Overcoming the Barriers to Cold Chain Acceptance

The concept of maintaining constant temperature is relatively new to emerging countries, creating challenges that excite the industry’s most innovative players.

David Appel Profile

In developed economies we take for granted that fresh, chilled and frozen foods have been properly maintained in a controlled environment from farm-to-fork. For example, the vast majority of bananas sold in the United States are imported from Central and South America in refrigerated containers, a journey that by sea alone typically takes 1-3 weeks. At Carrier Transicold, we work closely with banana growers and shippers to manage and extend the cold chain, so that desired ripeness levels are reached while the fruit is traveling over oceans and roads. 

In contrast, the concept of maintaining constant temperature is relatively new to emerging economies, where we see substantial challenges to building the cold chain, with many key elements lacking or underdeveloped. These include infrastructure, access to credit, advisory capacity for smallholder farms, coordination among participants, proper training to operate and maintain equipment, awareness of the link between food safety and the cold chain, low consumer demand and understanding about the advantages of refrigeration.  

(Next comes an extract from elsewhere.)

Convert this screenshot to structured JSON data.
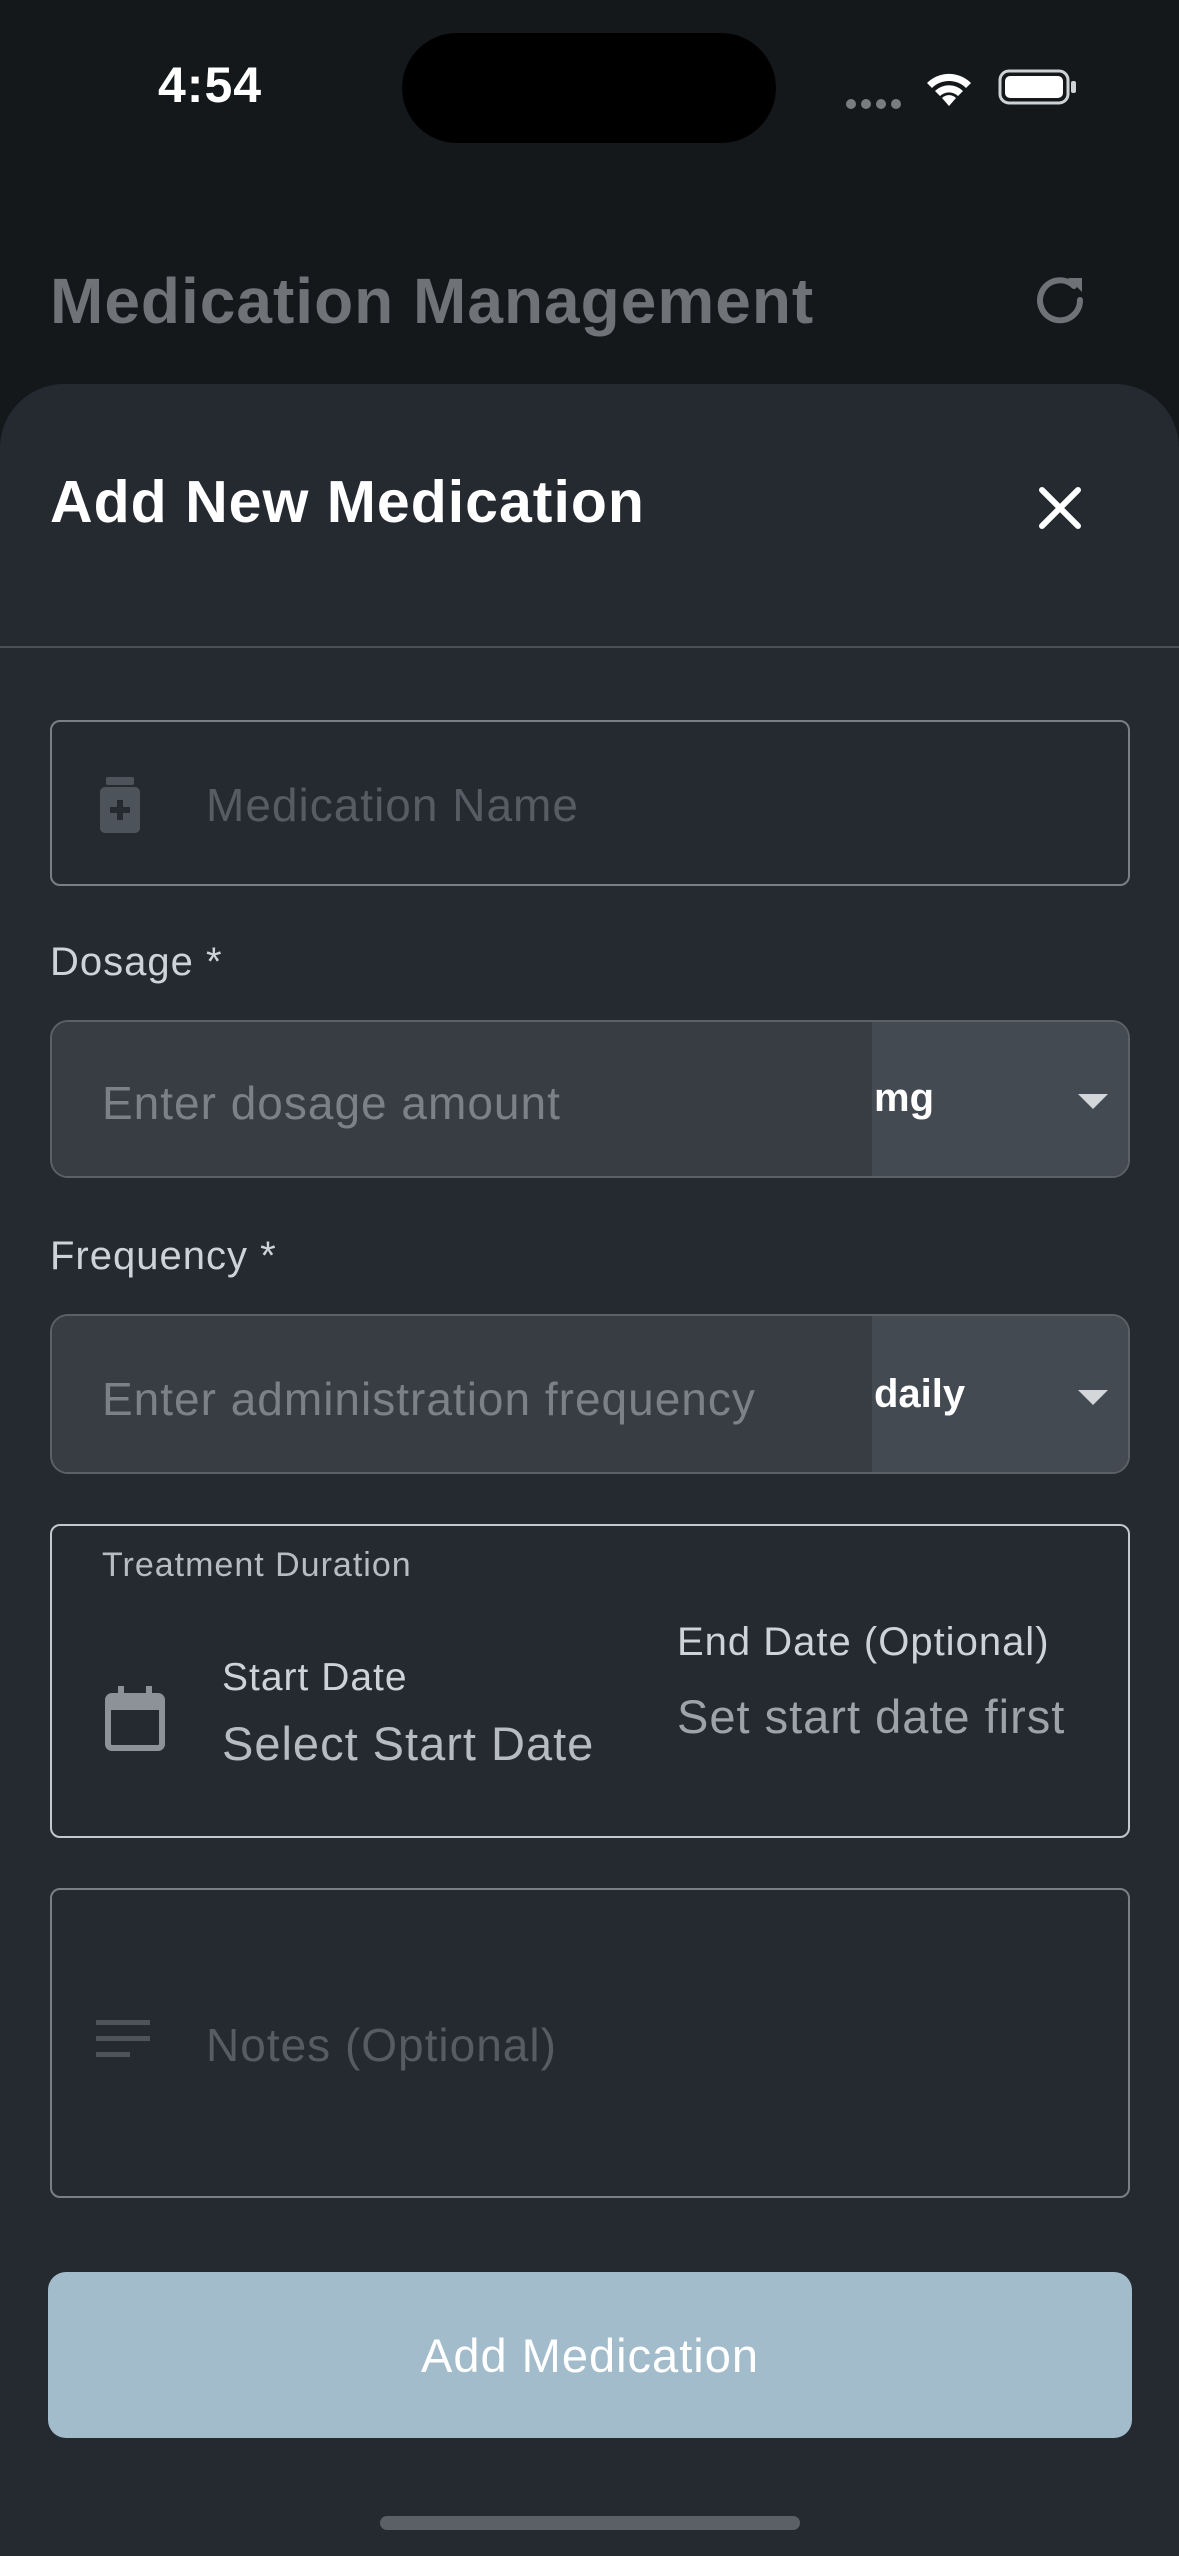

These challenges can create a self-fulfilling prophecy in emerging economies, where lower overall quality of perishable foods is accepted as the norm, modern retail penetration is typically low, small family-owned stores and open-air markets are prevalent, and fruit and vegetable producers are often reluctant to invest in cold chain technology due to the seasonality of the business. All of these reasons work together to create an environment where the cold chain remains incomplete. 

At the recent Carrier World Cold Chain Summit, we learned that Vietnam has a low application rate of cold chain-to-fresh food products, which is quite common in developing economies. With many providers and disconnected operating methods, breaks in the cold chain occur frequently. Unregulated supply chain providers often take shortcuts to save money, resulting in lower quality perishable foods. 

But emerging countries are not going to suddenly replicate the cold chain technologies used in developed countries. We need to understand and appreciate their challenges. What do they have, where do they have it, and how are they using it? Where are the gaps, and how can we demonstrate the benefits of reducing them? How should our products be adapted to suit local conditions, and how can we make them more affordable to take the focus off of short-term cost pressures versus investment for longer-term income through reduced food loss and improved food safety and quality? 

These are the challenges that truly excite us. We believe that through better collaboration with local participants, such as the agreement we recently signed with Vietnam’s Ministry of Agriculture and Rural Development (MARD), we can assist in proving the triple win of the sustainable cold chain as a means to increasing sales and profits, reducing food waste and the associated CO2 emissions, and feeding more people.